O Kilorf levantou mais uma vez a gola da jaqueta, desviando o olhar.
"Você não viu nada de diferente? Um comportamento estranho, alguém da plateia que poderia ter chamado sua atenção? Qualquer coisa, mesmo que pareça sem importância. Tudo é possível agora... Tudo mesmo, insisti olhando para ele.
- Nada, a gente não, hã, bom, eu não vi...
- A gente? Você estava com alguém?
- Hã, hum... Você quer dizer alguém além dos meus colegas da segurança? Ah, não, não! Com quem mais eu estaria? Haha! Hum..."
Curioso...
"Ufa... Tá calor aqui, né? Desta vez, 85 puxou a gola da camisa, exibindo seu pescoço de Tauro.
- E a Cal? Como ela estava antes do show?
A Cal? Não dá! Não dá pra ter ideia! Ela não aceita ver ninguém 3 horas antes do show.

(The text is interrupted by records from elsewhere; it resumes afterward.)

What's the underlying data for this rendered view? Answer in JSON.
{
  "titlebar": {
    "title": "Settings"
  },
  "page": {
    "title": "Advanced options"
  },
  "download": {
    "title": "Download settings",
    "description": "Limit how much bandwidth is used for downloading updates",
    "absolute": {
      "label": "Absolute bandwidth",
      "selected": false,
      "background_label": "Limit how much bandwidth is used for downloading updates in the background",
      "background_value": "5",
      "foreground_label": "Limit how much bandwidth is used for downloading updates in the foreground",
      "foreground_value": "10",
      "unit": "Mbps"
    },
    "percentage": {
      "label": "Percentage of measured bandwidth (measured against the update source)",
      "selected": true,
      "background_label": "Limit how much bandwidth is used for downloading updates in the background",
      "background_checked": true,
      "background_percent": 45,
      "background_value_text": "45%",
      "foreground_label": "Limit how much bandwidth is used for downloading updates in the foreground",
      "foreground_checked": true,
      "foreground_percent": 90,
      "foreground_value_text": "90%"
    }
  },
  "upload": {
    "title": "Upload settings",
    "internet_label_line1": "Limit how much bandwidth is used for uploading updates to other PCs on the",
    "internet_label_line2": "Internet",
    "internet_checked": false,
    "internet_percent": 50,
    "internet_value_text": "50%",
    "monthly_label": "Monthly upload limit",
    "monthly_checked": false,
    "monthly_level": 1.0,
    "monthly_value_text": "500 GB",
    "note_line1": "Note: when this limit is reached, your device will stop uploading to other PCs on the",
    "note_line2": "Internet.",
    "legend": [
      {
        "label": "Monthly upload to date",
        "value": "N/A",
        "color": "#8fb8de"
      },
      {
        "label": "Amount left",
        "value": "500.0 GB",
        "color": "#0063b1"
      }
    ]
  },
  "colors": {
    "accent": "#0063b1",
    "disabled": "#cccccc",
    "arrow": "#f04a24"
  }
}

Típico... Como pude esquecer? Os caprichos das divas, sabe? Todas elas têm suas loucuras. Elas competem para ver quem pede a coisa mais absurda. A da Cal era o açúcar. Em todas as suas formas. Um banho com 29 graus de temperatura, nem mais nem menos, com uma espécie de xarope de Gelatina Real. Doce de fruta, "para relaxar as cordas vocais", como ela dizia. Palhaçada. Tudo acompanhado de uma generosa taça de suco de Cogu-Cogu com mel. Só para relaxar. Ela dizia que estava "adocicando o bico". Quem tivesse a audácia de interromper o ritual da senhora Gosta teria que enfrentar sua fúria. Eu que não gostaria de estar do lugar do infeliz...

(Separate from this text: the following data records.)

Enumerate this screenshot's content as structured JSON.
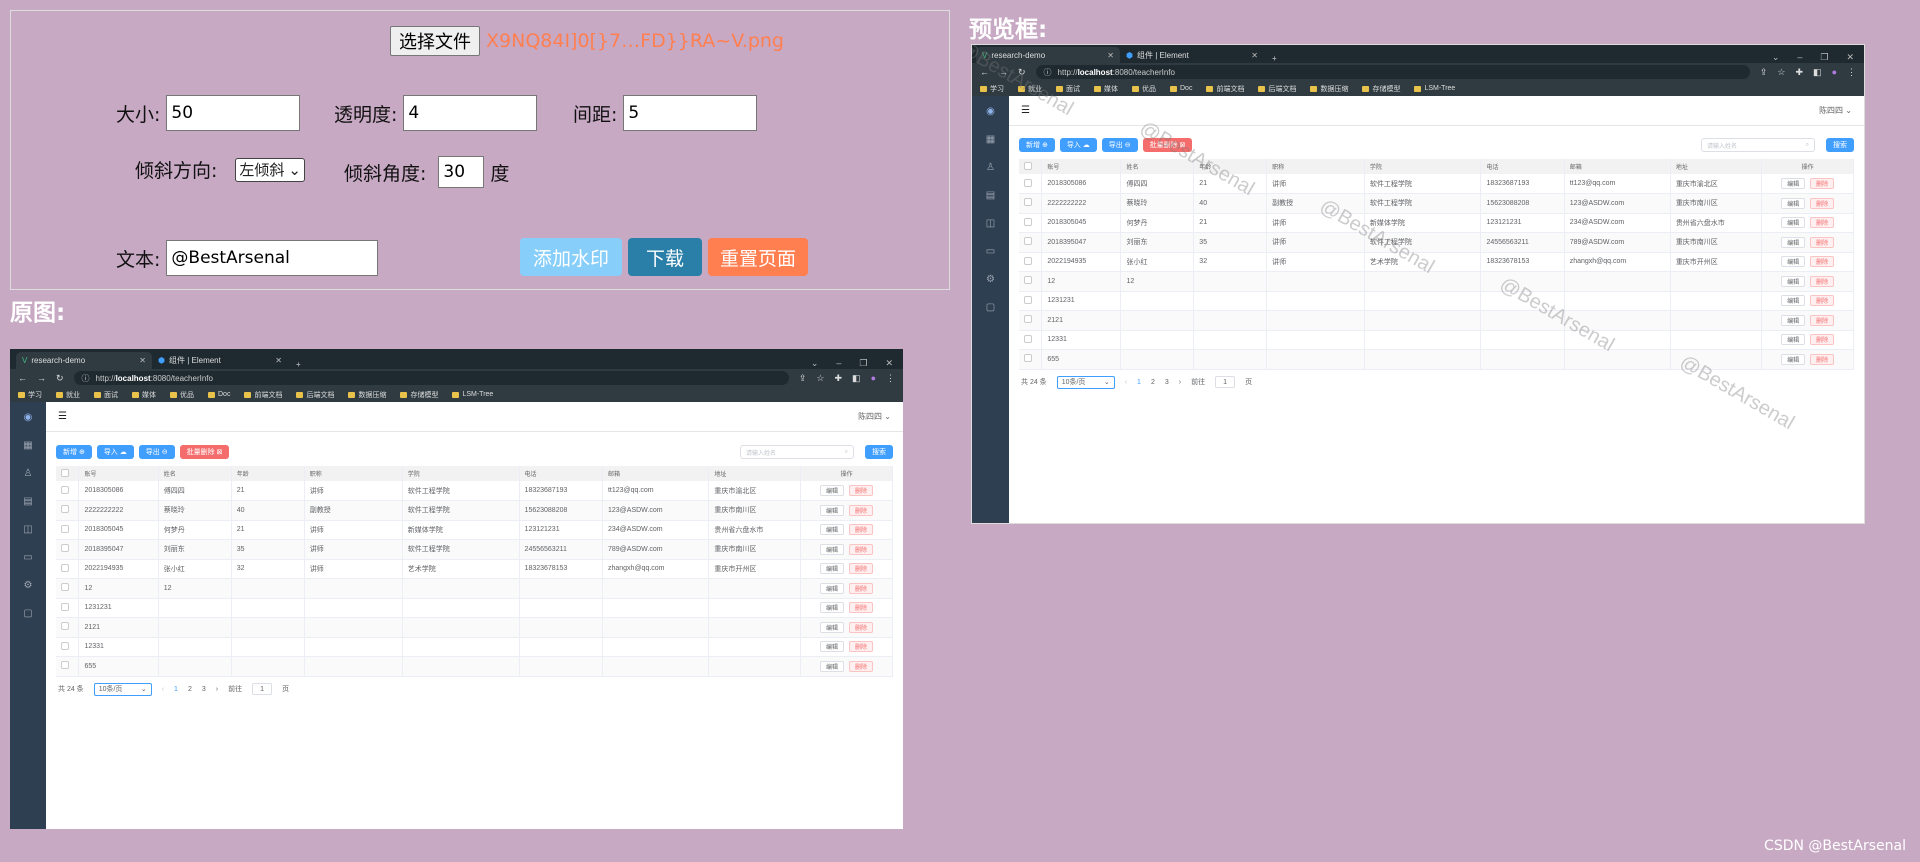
{
  "controls": {
    "file_button": "选择文件",
    "file_name": "X9NQ84I]0[}7…FD}}RA~V.png",
    "size_label": "大小:",
    "size_value": "50",
    "opacity_label": "透明度:",
    "opacity_value": "4",
    "spacing_label": "间距:",
    "spacing_value": "5",
    "tilt_dir_label": "倾斜方向:",
    "tilt_dir_value": "左倾斜",
    "tilt_angle_label": "倾斜角度:",
    "tilt_angle_value": "30",
    "degree_unit": "度",
    "text_label": "文本:",
    "text_value": "@BestArsenal",
    "add_watermark": "添加水印",
    "download": "下载",
    "reset": "重置页面"
  },
  "section_original": "原图:",
  "section_preview": "预览框:",
  "watermark_text": "@BestArsenal",
  "footer": "CSDN @BestArsenal",
  "colors": {
    "background": "#c8a9c4",
    "file_name": "#ff7f50",
    "add_btn": "#87cefa",
    "download_btn": "#2a7fa8",
    "reset_btn": "#ff7f50"
  },
  "app": {
    "tab1": "research-demo",
    "tab2": "组件 | Element",
    "url_prefix": "http://",
    "url_host": "localhost",
    "url_rest": ":8080/teacherInfo",
    "bookmarks": [
      "学习",
      "就业",
      "面试",
      "媒体",
      "优品",
      "Doc",
      "前端文档",
      "后端文档",
      "数据压缩",
      "存储模型",
      "LSM-Tree"
    ],
    "user": "陈四四",
    "buttons": {
      "add": "新增",
      "import": "导入",
      "export": "导出",
      "batch_delete": "批量删除"
    },
    "search_placeholder": "请输入姓名",
    "search_button": "搜索",
    "columns": [
      "账号",
      "姓名",
      "年龄",
      "职称",
      "学院",
      "电话",
      "邮箱",
      "地址",
      "操作"
    ],
    "rows": [
      [
        "2018305086",
        "傅四四",
        "21",
        "讲师",
        "软件工程学院",
        "18323687193",
        "tt123@qq.com",
        "重庆市渝北区"
      ],
      [
        "2222222222",
        "蔡晓玲",
        "40",
        "副教授",
        "软件工程学院",
        "15623088208",
        "123@ASDW.com",
        "重庆市南川区"
      ],
      [
        "2018305045",
        "何梦丹",
        "21",
        "讲师",
        "新媒体学院",
        "123121231",
        "234@ASDW.com",
        "贵州省六盘水市"
      ],
      [
        "2018395047",
        "刘丽东",
        "35",
        "讲师",
        "软件工程学院",
        "24556563211",
        "789@ASDW.com",
        "重庆市南川区"
      ],
      [
        "2022194935",
        "张小红",
        "32",
        "讲师",
        "艺术学院",
        "18323678153",
        "zhangxh@qq.com",
        "重庆市开州区"
      ],
      [
        "12",
        "12",
        "",
        "",
        "",
        "",
        "",
        ""
      ],
      [
        "1231231",
        "",
        "",
        "",
        "",
        "",
        "",
        ""
      ],
      [
        "2121",
        "",
        "",
        "",
        "",
        "",
        "",
        ""
      ],
      [
        "12331",
        "",
        "",
        "",
        "",
        "",
        "",
        ""
      ],
      [
        "655",
        "",
        "",
        "",
        "",
        "",
        "",
        ""
      ]
    ],
    "edit": "编辑",
    "delete": "删除",
    "total": "共 24 条",
    "page_size": "10条/页",
    "pages": [
      "1",
      "2",
      "3"
    ],
    "goto": "前往",
    "page_unit": "页",
    "goto_value": "1"
  }
}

"Onde você estava antes do sumiço da Cal?"
Minha pergunta mexeu com o Molosso. Parecia um garoto que tinha acabado de ser pego com a boca na botija. Quanto mais o tempo passava, mais eu achava que a Cal estava na barriga do próprio Kilorf... Eu estava todo arrepiado. Uma vez mais, 85 subiu a gola maquinalmente para esconder seu ferimento e tentou dar uma explicação sem conseguir olhar nos meus olhos. Nem um pouco convincente.
"Antes do sumiço? Ahn... Calma, eu vou lembrar... Eu... Eu..."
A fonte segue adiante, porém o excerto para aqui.